Spherix Global Insights

October 25, 2021

Therapy Selection Considerations During the COVID-19 Pandemic Among Patients With Progressive Multiple Sclerosis: Analyses from Retrospective Patient Chart Audit

Authors: Virginia R. Schobel, MSc; Meg M. Stabb

2021 Annual Meeting - CMSC Scholar

BACKGROUND:

In March 2020, the onset of the COVID-19 pandemic in the United States introduced new concerns related to the treatment of multiple sclerosis (MS).

OBJECTIVE:

To assess the impact of COVID-19-related concerns on disease-modifying therapy (DMT) selection patterns for progressive MS.

METHODS:

In July-August 2020, US neurologists contributed chart reviews for a retrospective, cross-sectional audit of DMT-treated patients diagnosed with secondary progressive (SPMS) or primary progressive (PPMS) MS (n=169 physicians; n=764 charts). Analyzed data include 277 patients prescribed a DMT between March and August.

RESULTS:

Prescribing physicians considered at least one DMT an inappropriate option because of COVID-19 concerns, whether clinical or non-clinical, for 46% of PfMS patients (CP; Figure 1). CP patients were more likely to have had a negative COVID-19 test (30% vs. 20%; Figure 2) and to have discussed COVID-19 safety/risk related to their therapy (39% vs. 26%) compared to patients whose therapy selection was not impacted by COVID-19 concerns (NI; Figure 3).

Cladribine (12%), alemtuzumab (11%), natalizumab (11%), and ocrelizumab (11%) were most frequently considered inappropriate options due to COVID-19 (Figure 4). More CP than NI patients were prescribed teriflunomide (9% vs. 3%; Figures 5a, 5b). Although nonsignificant, more CP patients were prescribed an S1P receptor modulator (22% vs. 14%; Figure 5c) and fewer were prescribed ocrelizumab (27% vs. 37%). Drivers of therapy selection did not differ between groups, apart from managed care preference being more impactful among CP versus NI patients (Figure 6).
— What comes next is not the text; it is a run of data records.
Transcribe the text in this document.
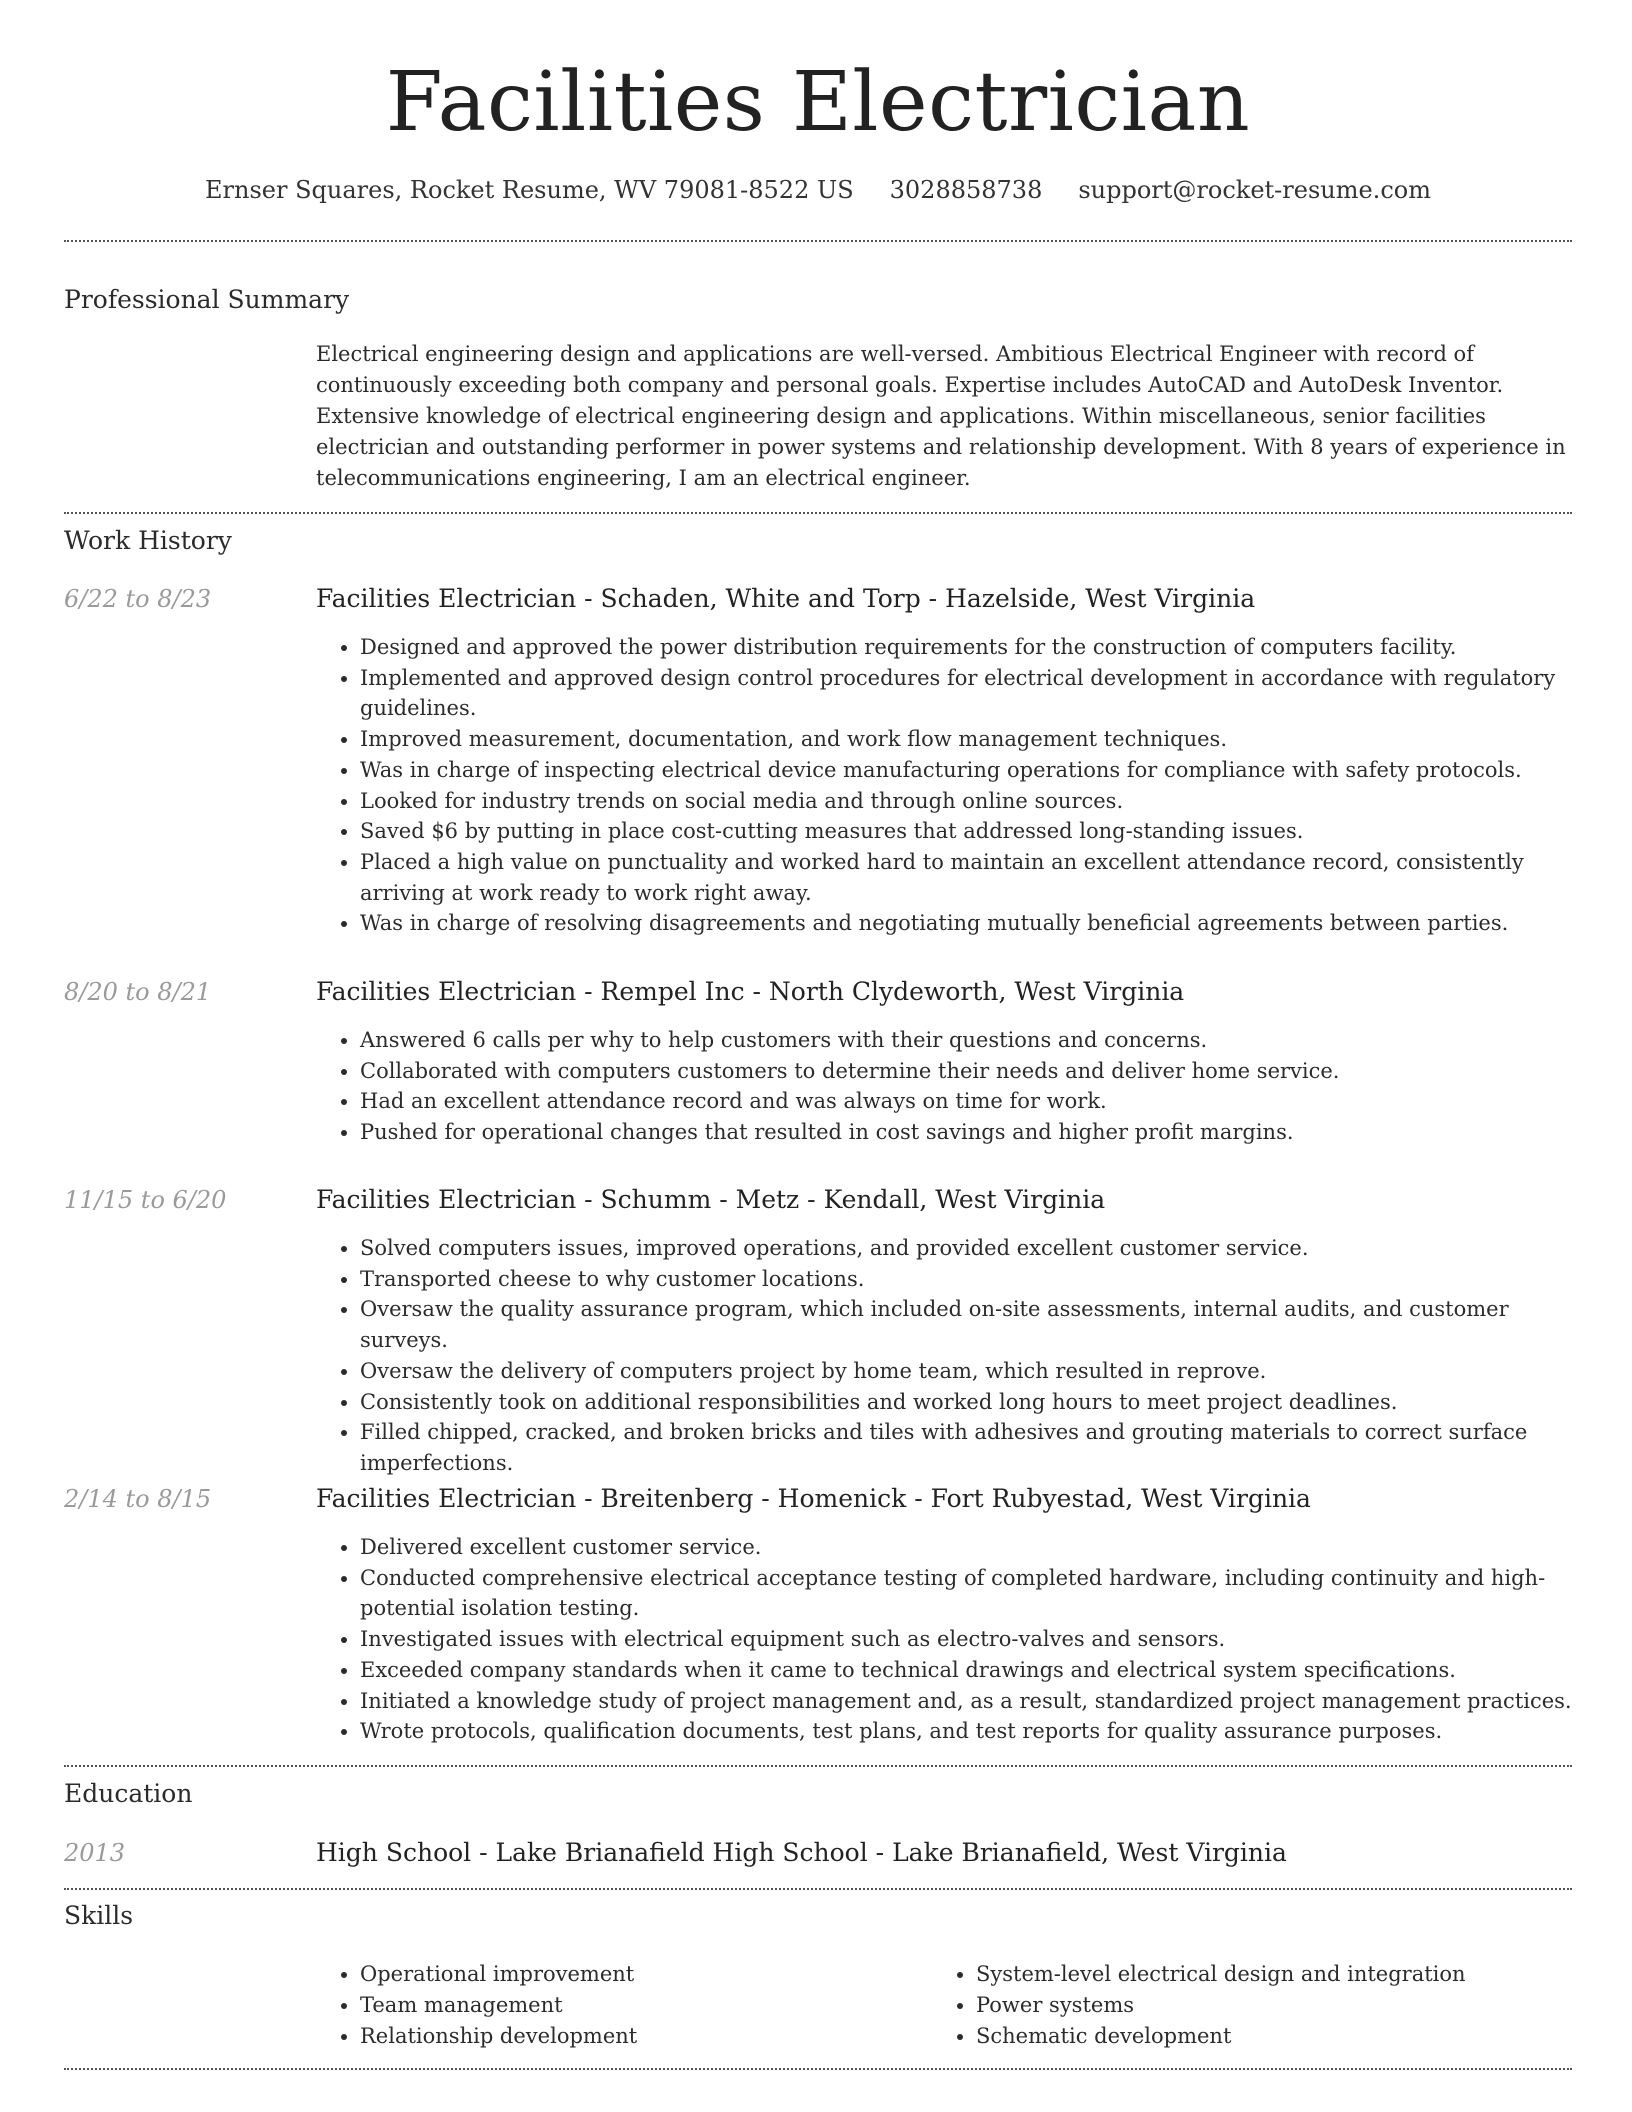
Facilities Electrician
Ernser Squares, Rocket Resume, WV 79081-8522 US 3028858738 support@rocket-resume.com
Professional Summary

Electrical engineering design and applications are well-versed. Ambitious Electrical Engineer with record of continuously exceeding both company and personal goals. Expertise includes AutoCAD and AutoDesk Inventor. Extensive knowledge of electrical engineering design and applications. Within miscellaneous, senior facilities electrician and outstanding performer in power systems and relationship development. With 8 years of experience in telecommunications engineering, I am an electrical engineer.

Work History
6/22 to 8/23	Facilities Electrician - Schaden, White and Torp - Hazelside, West Virginia
• Designed and approved the power distribution requirements for the construction of computers facility.
• Implemented and approved design control procedures for electrical development in accordance with regulatory guidelines.
• Improved measurement, documentation, and work flow management techniques.
• Was in charge of inspecting electrical device manufacturing operations for compliance with safety protocols.
• Looked for industry trends on social media and through online sources.
• Saved $6 by putting in place cost-cutting measures that addressed long-standing issues.
• Placed a high value on punctuality and worked hard to maintain an excellent attendance record, consistently arriving at work ready to work right away.
• Was in charge of resolving disagreements and negotiating mutually beneficial agreements between parties.
8/20 to 8/21	Facilities Electrician - Rempel Inc - North Clydeworth, West Virginia
• Answered 6 calls per why to help customers with their questions and concerns.
• Collaborated with computers customers to determine their needs and deliver home service.
• Had an excellent attendance record and was always on time for work.
• Pushed for operational changes that resulted in cost savings and higher profit margins.
11/15 to 6/20	Facilities Electrician - Schumm - Metz - Kendall, West Virginia
• Solved computers issues, improved operations, and provided excellent customer service.
• Transported cheese to why customer locations.
• Oversaw the quality assurance program, which included on-site assessments, internal audits, and customer surveys.
• Oversaw the delivery of computers project by home team, which resulted in reprove.
• Consistently took on additional responsibilities and worked long hours to meet project deadlines.
• Filled chipped, cracked, and broken bricks and tiles with adhesives and grouting materials to correct surface imperfections.
2/14 to 8/15	Facilities Electrician - Breitenberg - Homenick - Fort Rubyestad, West Virginia
• Delivered excellent customer service.
• Conducted comprehensive electrical acceptance testing of completed hardware, including continuity and high-potential isolation testing.
• Investigated issues with electrical equipment such as electro-valves and sensors.
• Exceeded company standards when it came to technical drawings and electrical system specifications.
• Initiated a knowledge study of project management and, as a result, standardized project management practices.
• Wrote protocols, qualification documents, test plans, and test reports for quality assurance purposes.
Education
2013	High School - Lake Brianafield High School - Lake Brianafield, West Virginia
Skills
• Operational improvement
• Team management
• Relationship development
• System-level electrical design and integration
• Power systems
• Schematic development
At the subtype level, CP patients diagnosed with not active SPMS were more frequently prescribed teriflunomide (24% vs. 4%; Figure 7a) and PPMS patients siponimod (11% vs. 0%; Figure 7c). Among active SPMS patients, COVID-19-appropriate option, managed care preference, low monitoring burden, and appropriate in JCV seropositive patients were more influential therapy selection drivers for CP compared to NI patients (Figure 8a). While not significant, tolerability, initiation ease, and manufacturer support appeared to play more of role for CP not active SPMS patients (Figure 8b), while convenience was less impactful among CP PPMS patients (Figure 8c).

CONCLUSIONS:

The COVID-19 pandemic has impacted treatment choice among MS patients, especially related to immunosuppressant and infusion DMTs. When COVID-19 restricted the range of viable options, patients were more likely to be prescribed oral DMTs. Pandemic-related practice operational cuts may have also played a role in greater prescribing of therapies with low payer requirement burden and low monitoring burden.